I've become a bit disillusioned with console gaming over the past few years. Many hours of my late teens were spent on the original PlayStation on classics like Final Fantasy VII & VIII and the various incarnations of Resident Evil. The upgrade to the PlayStation 2 in my early twenties was a foregone conclusion, offering much the same experience, but with better graphics and DVD playback as an added bonus. But the PS3 has never quite captured me in the same way. Part of that is undoubtedly me simply getting older. I'm married, have a daughter, and run my own consultancy company: it's only natural that some of the less important things like computer games slip a bit.
Still, throughout each generation of console, I've always had at least a background flirtation with PC games. Some games (first person shooters springing immediately to mind) are just out-and-out better on a PC. Something a simple as mouse vs. control pad become critically important when you want to be able to turn quickly to find out what's shooting you. Other games (RPGs like Dragon age) are again just better on a PC largely because navigating the intricate menu systems of such games with a d-pad is infuriatingly slow. Thus, while games like Infamous and God of War 3 on the PS3 are undoubtedly best on their home platforms, the shiny black console spent most of its time languishing unused under the TV, while its forgotten dad, the PS2, was in a damp-proof box with its games in the attic.
Anyway, I bought a new monitor/TV earlier this week: finally time to retire the 4:3, 1280x1024 and catch up with the 1920x1080 high-def kids. One of the major selling points for this particular monitor was the sheer number of connectivity offerings on its back. My PC displays via DVI; I have a small, VIA-based server that has a VGA port for the occasional time (i.e. backups) when I need local terminal access; and there's an HDMI port for the aforementioned PS3. But there's also component input, which made me think of the old PS2. Indeed, why not hook both it and the PS3 up to the same display, just for kicks?
Well, since I've done that, I've played the PS2 more than its younger, more powerful offspring, and it's reminded me of why console gaming used to be fun: it was just so simple. Shove in the disk, and go.
With the PS3, turning it on assaults you with a menu of menus, each of which contains a dizzying number of options. If you're an infrequent player like me, it seems like you're being prompted for a firmware update just about every time you turn the damn thing on, and if you play a game that you've not touched in a while, there's every possibility that you'll be looking at anything been 100MB and 1GB of patches to fix the problems caused by rushing the original version out the door.

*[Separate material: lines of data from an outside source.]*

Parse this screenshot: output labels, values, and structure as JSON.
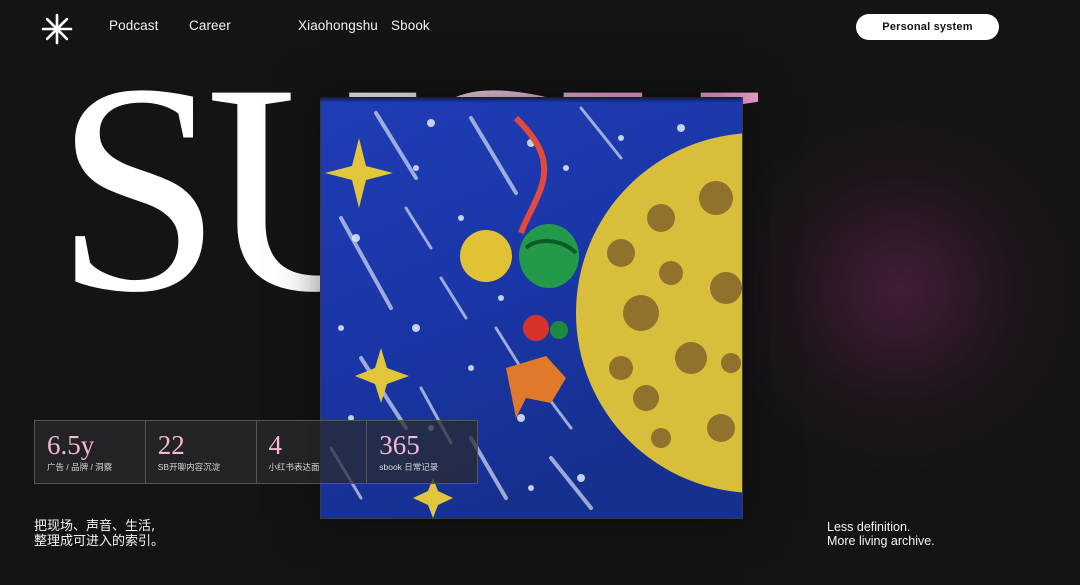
{
  "nav": {
    "logo_icon": "asterisk-logo-icon",
    "links": [
      {
        "label": "Podcast"
      },
      {
        "label": "Career"
      },
      {
        "label": "Xiaohongshu"
      },
      {
        "label": "Sbook"
      }
    ],
    "personal_button": "Personal system"
  },
  "hero": {
    "title": "SUSU",
    "colors": {
      "white": "#ffffff",
      "pink": "#f0a2d3",
      "stat_pink": "#f2b8d8"
    }
  },
  "artwork": {
    "icon": "starry-painting-artwork",
    "colors": {
      "sky": "#1a36a8",
      "moon": "#d9be3c",
      "crater": "#8a6a2c"
    }
  },
  "stats": [
    {
      "value": "6.5y",
      "label": "广告 / 品牌 / 洞察"
    },
    {
      "value": "22",
      "label": "SB开聊内容沉淀"
    },
    {
      "value": "4",
      "label": "小红书表达面"
    },
    {
      "value": "365",
      "label": "sbook 日常记录"
    }
  ],
  "tagline_left": {
    "line1": "把现场、声音、生活,",
    "line2": "整理成可进入的索引。"
  },
  "tagline_right": {
    "line1": "Less definition.",
    "line2": "More living archive."
  }
}
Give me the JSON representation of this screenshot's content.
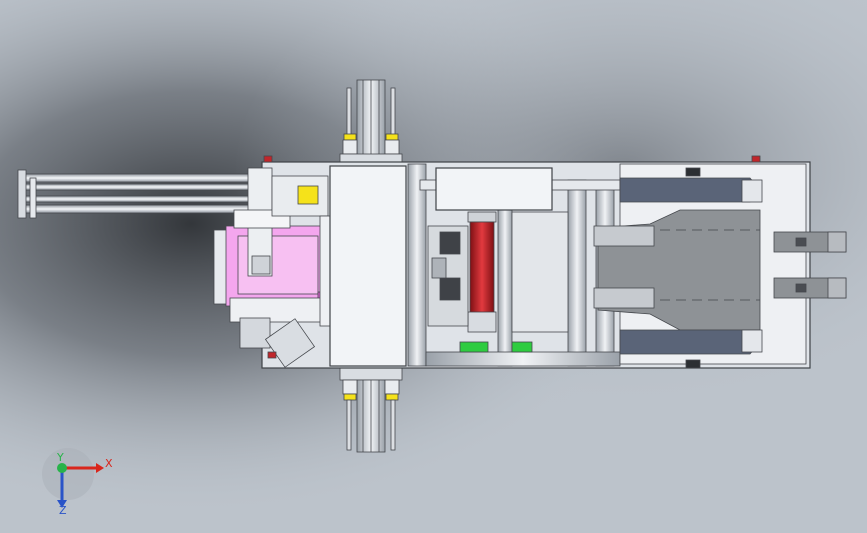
{
  "viewport": {
    "background": "#bcc3cb",
    "shadow_color": "#3a3e44"
  },
  "colors": {
    "frame": "#dfe3e8",
    "frame_stroke": "#4a4d52",
    "panel": "#f2f4f7",
    "pink": "#f4a6ee",
    "red_cylinder": "#c0262b",
    "green": "#2ecc40",
    "yellow": "#f5e21a",
    "gray_plate": "#8e9296",
    "dark_blue_gray": "#5a6478",
    "axis_x": "#d9261c",
    "axis_y": "#28b34a",
    "axis_z": "#2a54c8"
  },
  "triad": {
    "x_label": "X",
    "y_label": "Y",
    "z_label": "Z"
  }
}
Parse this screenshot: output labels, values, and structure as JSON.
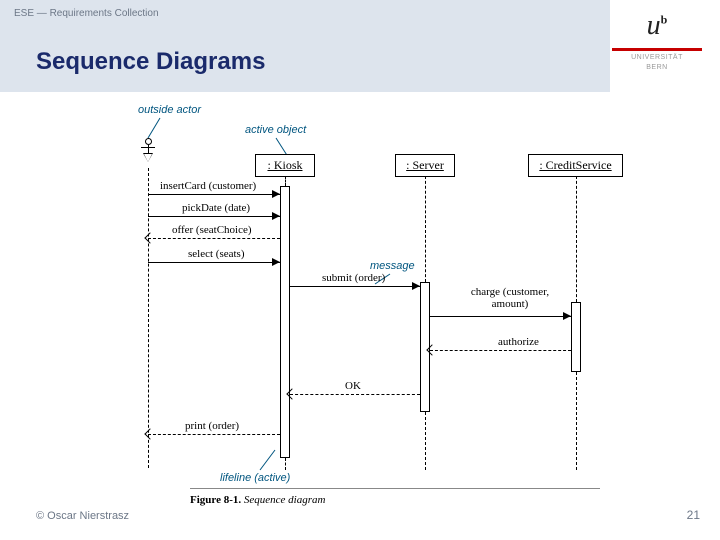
{
  "breadcrumb": "ESE — Requirements Collection",
  "title": "Sequence Diagrams",
  "university": {
    "name1": "UNIVERSITÄT",
    "name2": "BERN"
  },
  "footer": {
    "copyright": "© Oscar Nierstrasz",
    "page": "21"
  },
  "caption": {
    "fig": "Figure 8-1.",
    "desc": "Sequence diagram"
  },
  "annotations": {
    "outside_actor": "outside actor",
    "active_object": "active object",
    "message": "message",
    "lifeline_active": "lifeline (active)"
  },
  "objects": {
    "kiosk": ": Kiosk",
    "server": ": Server",
    "credit": ": CreditService"
  },
  "messages": {
    "m1": "insertCard (customer)",
    "m2": "pickDate (date)",
    "m3": "offer (seatChoice)",
    "m4": "select (seats)",
    "m5": "submit (order)",
    "m6": "charge (customer, amount)",
    "m7": "authorize",
    "m8": "OK",
    "m9": "print (order)"
  }
}
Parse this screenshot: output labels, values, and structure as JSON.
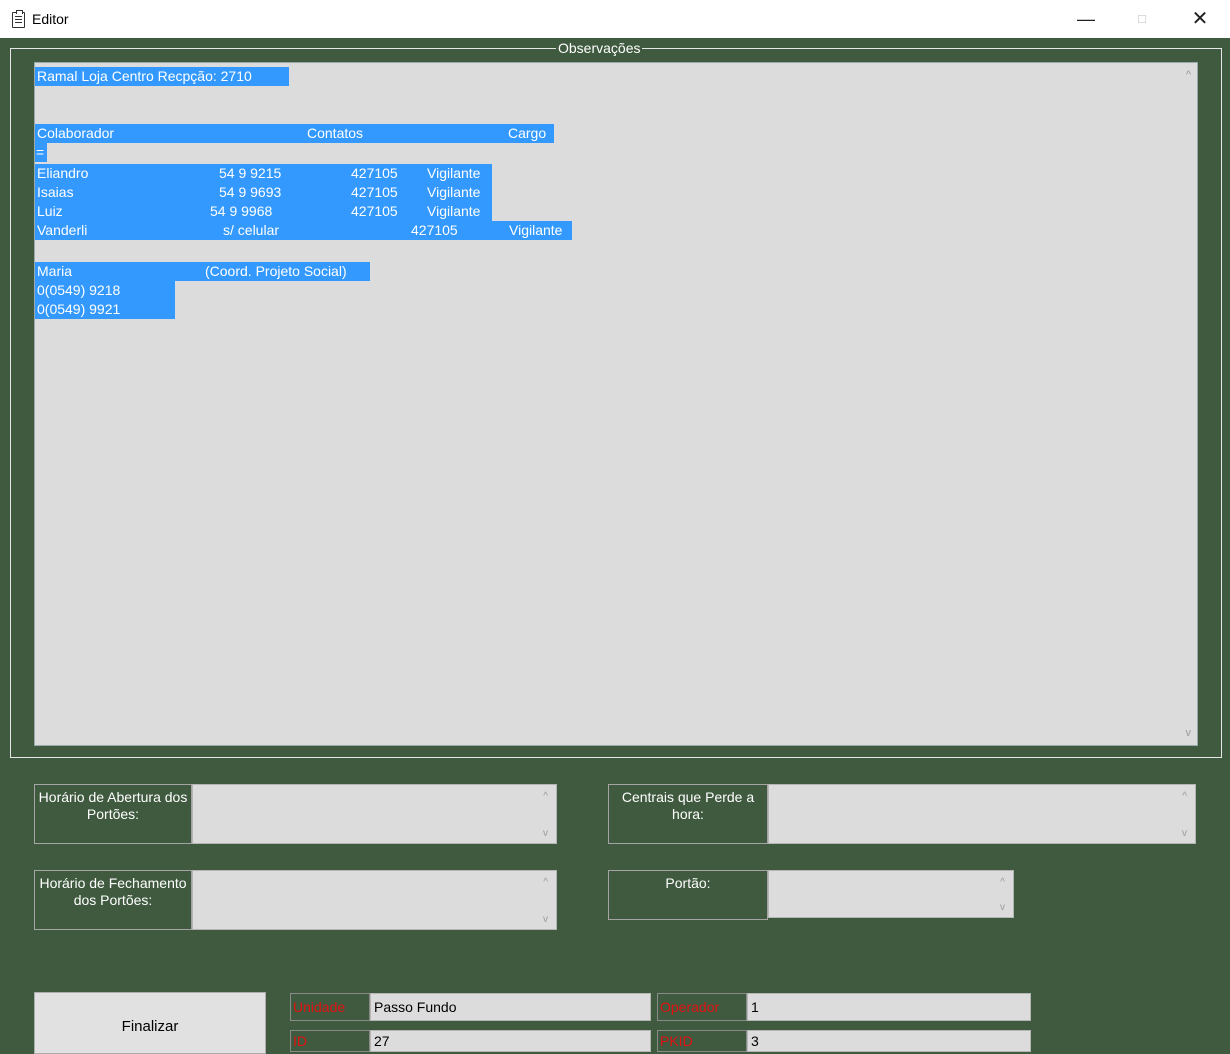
{
  "window": {
    "title": "Editor",
    "minimize": "—",
    "maximize": "□",
    "close": "✕"
  },
  "observacoes": {
    "legend": "Observações",
    "ramal": "Ramal Loja Centro Recpção: 2710",
    "header": {
      "colaborador": "Colaborador",
      "contatos": "Contatos",
      "cargo": "Cargo"
    },
    "separator": "=",
    "rows": [
      {
        "name": "Eliandro",
        "phone": "54 9 9215",
        "code": "427105",
        "role": "Vigilante"
      },
      {
        "name": "Isaias",
        "phone": "54 9 9693",
        "code": "427105",
        "role": "Vigilante"
      },
      {
        "name": "Luiz",
        "phone": "54 9 9968",
        "code": "427105",
        "role": "Vigilante"
      },
      {
        "name": "Vanderli",
        "phone": "s/ celular",
        "code": "427105",
        "role": "Vigilante"
      }
    ],
    "maria": {
      "name": "Maria",
      "role": "(Coord. Projeto Social)",
      "phone1": "0(0549) 9218",
      "phone2": "0(0549) 9921"
    }
  },
  "fields": {
    "abertura_label": "Horário de Abertura dos Portões:",
    "fechamento_label": "Horário de Fechamento dos Portões:",
    "centrais_label": "Centrais que Perde a hora:",
    "portao_label": "Portão:"
  },
  "footer": {
    "finalizar": "Finalizar",
    "unidade_label": "Unidade",
    "unidade_value": "Passo Fundo",
    "operador_label": "Operador",
    "operador_value": "1",
    "id_label": "ID",
    "id_value": "27",
    "pkid_label": "PKID",
    "pkid_value": "3"
  },
  "colors": {
    "background": "#3f5a3f",
    "selection": "#3399ff",
    "label_red": "#e01010"
  }
}
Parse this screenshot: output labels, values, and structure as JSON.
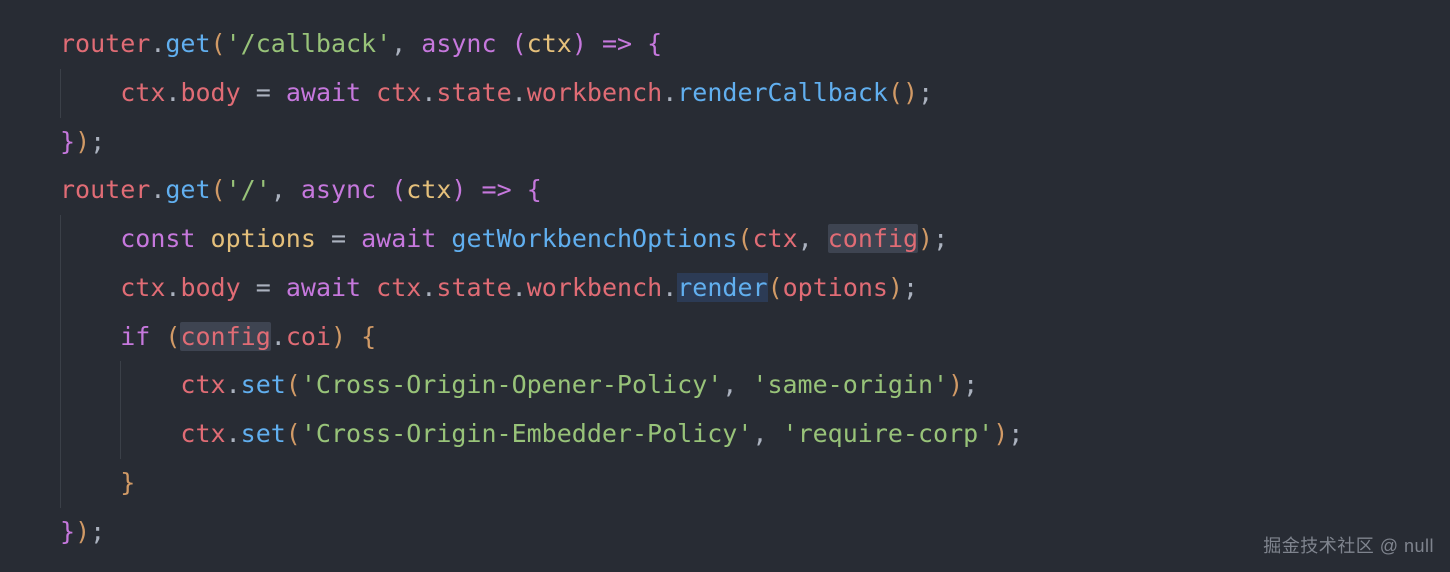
{
  "code": {
    "lines": [
      {
        "tokens": [
          {
            "t": "router",
            "c": "tok-var"
          },
          {
            "t": ".",
            "c": "tok-punct"
          },
          {
            "t": "get",
            "c": "tok-method"
          },
          {
            "t": "(",
            "c": "tok-paren"
          },
          {
            "t": "'/callback'",
            "c": "tok-string"
          },
          {
            "t": ", ",
            "c": "tok-punct"
          },
          {
            "t": "async",
            "c": "tok-keyword"
          },
          {
            "t": " ",
            "c": "tok-punct"
          },
          {
            "t": "(",
            "c": "tok-paren2"
          },
          {
            "t": "ctx",
            "c": "tok-param"
          },
          {
            "t": ")",
            "c": "tok-paren2"
          },
          {
            "t": " ",
            "c": "tok-punct"
          },
          {
            "t": "=>",
            "c": "tok-keyword"
          },
          {
            "t": " ",
            "c": "tok-punct"
          },
          {
            "t": "{",
            "c": "tok-brace2"
          }
        ],
        "indent": 0
      },
      {
        "tokens": [
          {
            "t": "    ",
            "c": "tok-punct"
          },
          {
            "t": "ctx",
            "c": "tok-var"
          },
          {
            "t": ".",
            "c": "tok-punct"
          },
          {
            "t": "body",
            "c": "tok-prop"
          },
          {
            "t": " ",
            "c": "tok-punct"
          },
          {
            "t": "=",
            "c": "tok-punct"
          },
          {
            "t": " ",
            "c": "tok-punct"
          },
          {
            "t": "await",
            "c": "tok-keyword"
          },
          {
            "t": " ",
            "c": "tok-punct"
          },
          {
            "t": "ctx",
            "c": "tok-var"
          },
          {
            "t": ".",
            "c": "tok-punct"
          },
          {
            "t": "state",
            "c": "tok-prop"
          },
          {
            "t": ".",
            "c": "tok-punct"
          },
          {
            "t": "workbench",
            "c": "tok-prop"
          },
          {
            "t": ".",
            "c": "tok-punct"
          },
          {
            "t": "renderCallback",
            "c": "tok-method"
          },
          {
            "t": "(",
            "c": "tok-paren"
          },
          {
            "t": ")",
            "c": "tok-paren"
          },
          {
            "t": ";",
            "c": "tok-punct"
          }
        ],
        "indent": 1
      },
      {
        "tokens": [
          {
            "t": "}",
            "c": "tok-brace2"
          },
          {
            "t": ")",
            "c": "tok-paren"
          },
          {
            "t": ";",
            "c": "tok-punct"
          }
        ],
        "indent": 0
      },
      {
        "tokens": [
          {
            "t": "router",
            "c": "tok-var"
          },
          {
            "t": ".",
            "c": "tok-punct"
          },
          {
            "t": "get",
            "c": "tok-method"
          },
          {
            "t": "(",
            "c": "tok-paren"
          },
          {
            "t": "'/'",
            "c": "tok-string"
          },
          {
            "t": ", ",
            "c": "tok-punct"
          },
          {
            "t": "async",
            "c": "tok-keyword"
          },
          {
            "t": " ",
            "c": "tok-punct"
          },
          {
            "t": "(",
            "c": "tok-paren2"
          },
          {
            "t": "ctx",
            "c": "tok-param"
          },
          {
            "t": ")",
            "c": "tok-paren2"
          },
          {
            "t": " ",
            "c": "tok-punct"
          },
          {
            "t": "=>",
            "c": "tok-keyword"
          },
          {
            "t": " ",
            "c": "tok-punct"
          },
          {
            "t": "{",
            "c": "tok-brace2"
          }
        ],
        "indent": 0
      },
      {
        "tokens": [
          {
            "t": "    ",
            "c": "tok-punct"
          },
          {
            "t": "const",
            "c": "tok-keyword"
          },
          {
            "t": " ",
            "c": "tok-punct"
          },
          {
            "t": "options",
            "c": "tok-const"
          },
          {
            "t": " ",
            "c": "tok-punct"
          },
          {
            "t": "=",
            "c": "tok-punct"
          },
          {
            "t": " ",
            "c": "tok-punct"
          },
          {
            "t": "await",
            "c": "tok-keyword"
          },
          {
            "t": " ",
            "c": "tok-punct"
          },
          {
            "t": "getWorkbenchOptions",
            "c": "tok-func"
          },
          {
            "t": "(",
            "c": "tok-paren"
          },
          {
            "t": "ctx",
            "c": "tok-var"
          },
          {
            "t": ", ",
            "c": "tok-punct"
          },
          {
            "t": "config",
            "c": "tok-var",
            "hl": "occ"
          },
          {
            "t": ")",
            "c": "tok-paren"
          },
          {
            "t": ";",
            "c": "tok-punct"
          }
        ],
        "indent": 1
      },
      {
        "tokens": [
          {
            "t": "    ",
            "c": "tok-punct"
          },
          {
            "t": "ctx",
            "c": "tok-var"
          },
          {
            "t": ".",
            "c": "tok-punct"
          },
          {
            "t": "body",
            "c": "tok-prop"
          },
          {
            "t": " ",
            "c": "tok-punct"
          },
          {
            "t": "=",
            "c": "tok-punct"
          },
          {
            "t": " ",
            "c": "tok-punct"
          },
          {
            "t": "await",
            "c": "tok-keyword"
          },
          {
            "t": " ",
            "c": "tok-punct"
          },
          {
            "t": "ctx",
            "c": "tok-var"
          },
          {
            "t": ".",
            "c": "tok-punct"
          },
          {
            "t": "state",
            "c": "tok-prop"
          },
          {
            "t": ".",
            "c": "tok-punct"
          },
          {
            "t": "workbench",
            "c": "tok-prop"
          },
          {
            "t": ".",
            "c": "tok-punct"
          },
          {
            "t": "render",
            "c": "tok-method",
            "hl": "sel"
          },
          {
            "t": "(",
            "c": "tok-paren"
          },
          {
            "t": "options",
            "c": "tok-var"
          },
          {
            "t": ")",
            "c": "tok-paren"
          },
          {
            "t": ";",
            "c": "tok-punct"
          }
        ],
        "indent": 1
      },
      {
        "tokens": [
          {
            "t": "    ",
            "c": "tok-punct"
          },
          {
            "t": "if",
            "c": "tok-keyword"
          },
          {
            "t": " ",
            "c": "tok-punct"
          },
          {
            "t": "(",
            "c": "tok-paren"
          },
          {
            "t": "config",
            "c": "tok-var",
            "hl": "occ"
          },
          {
            "t": ".",
            "c": "tok-punct"
          },
          {
            "t": "coi",
            "c": "tok-prop"
          },
          {
            "t": ")",
            "c": "tok-paren"
          },
          {
            "t": " ",
            "c": "tok-punct"
          },
          {
            "t": "{",
            "c": "tok-brace"
          }
        ],
        "indent": 1
      },
      {
        "tokens": [
          {
            "t": "        ",
            "c": "tok-punct"
          },
          {
            "t": "ctx",
            "c": "tok-var"
          },
          {
            "t": ".",
            "c": "tok-punct"
          },
          {
            "t": "set",
            "c": "tok-method"
          },
          {
            "t": "(",
            "c": "tok-paren"
          },
          {
            "t": "'Cross-Origin-Opener-Policy'",
            "c": "tok-string"
          },
          {
            "t": ", ",
            "c": "tok-punct"
          },
          {
            "t": "'same-origin'",
            "c": "tok-string"
          },
          {
            "t": ")",
            "c": "tok-paren"
          },
          {
            "t": ";",
            "c": "tok-punct"
          }
        ],
        "indent": 2
      },
      {
        "tokens": [
          {
            "t": "        ",
            "c": "tok-punct"
          },
          {
            "t": "ctx",
            "c": "tok-var"
          },
          {
            "t": ".",
            "c": "tok-punct"
          },
          {
            "t": "set",
            "c": "tok-method"
          },
          {
            "t": "(",
            "c": "tok-paren"
          },
          {
            "t": "'Cross-Origin-Embedder-Policy'",
            "c": "tok-string"
          },
          {
            "t": ", ",
            "c": "tok-punct"
          },
          {
            "t": "'require-corp'",
            "c": "tok-string"
          },
          {
            "t": ")",
            "c": "tok-paren"
          },
          {
            "t": ";",
            "c": "tok-punct"
          }
        ],
        "indent": 2
      },
      {
        "tokens": [
          {
            "t": "    ",
            "c": "tok-punct"
          },
          {
            "t": "}",
            "c": "tok-brace"
          }
        ],
        "indent": 1
      },
      {
        "tokens": [
          {
            "t": "}",
            "c": "tok-brace2"
          },
          {
            "t": ")",
            "c": "tok-paren"
          },
          {
            "t": ";",
            "c": "tok-punct"
          }
        ],
        "indent": 0
      }
    ]
  },
  "watermark": "掘金技术社区 @ null"
}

One of the great things about the PS1 and PS2 is that they didn't have internet connectivity, so game studios had to be very, very sure that the software they committed to CD or DVD was as bug free as possible. With the PS3 (and Xbox360—don't think I'm picking on the PS3 in particular), just about any old crap can be thrown together, to be patched later when the early adopters—devoted fans that a studio should treat especially well—are used as unpaid acceptance testers.
So I'm holding off on purchasing Infamous 2 for the PS3, and instead having fun with Shadow of the Colossus on the PS2. I think I should be able to get through that and Silent Hill 2 before I see if I can stomach the hassles of modern console gaming, or whether I just ditch the platform and stick to the PC.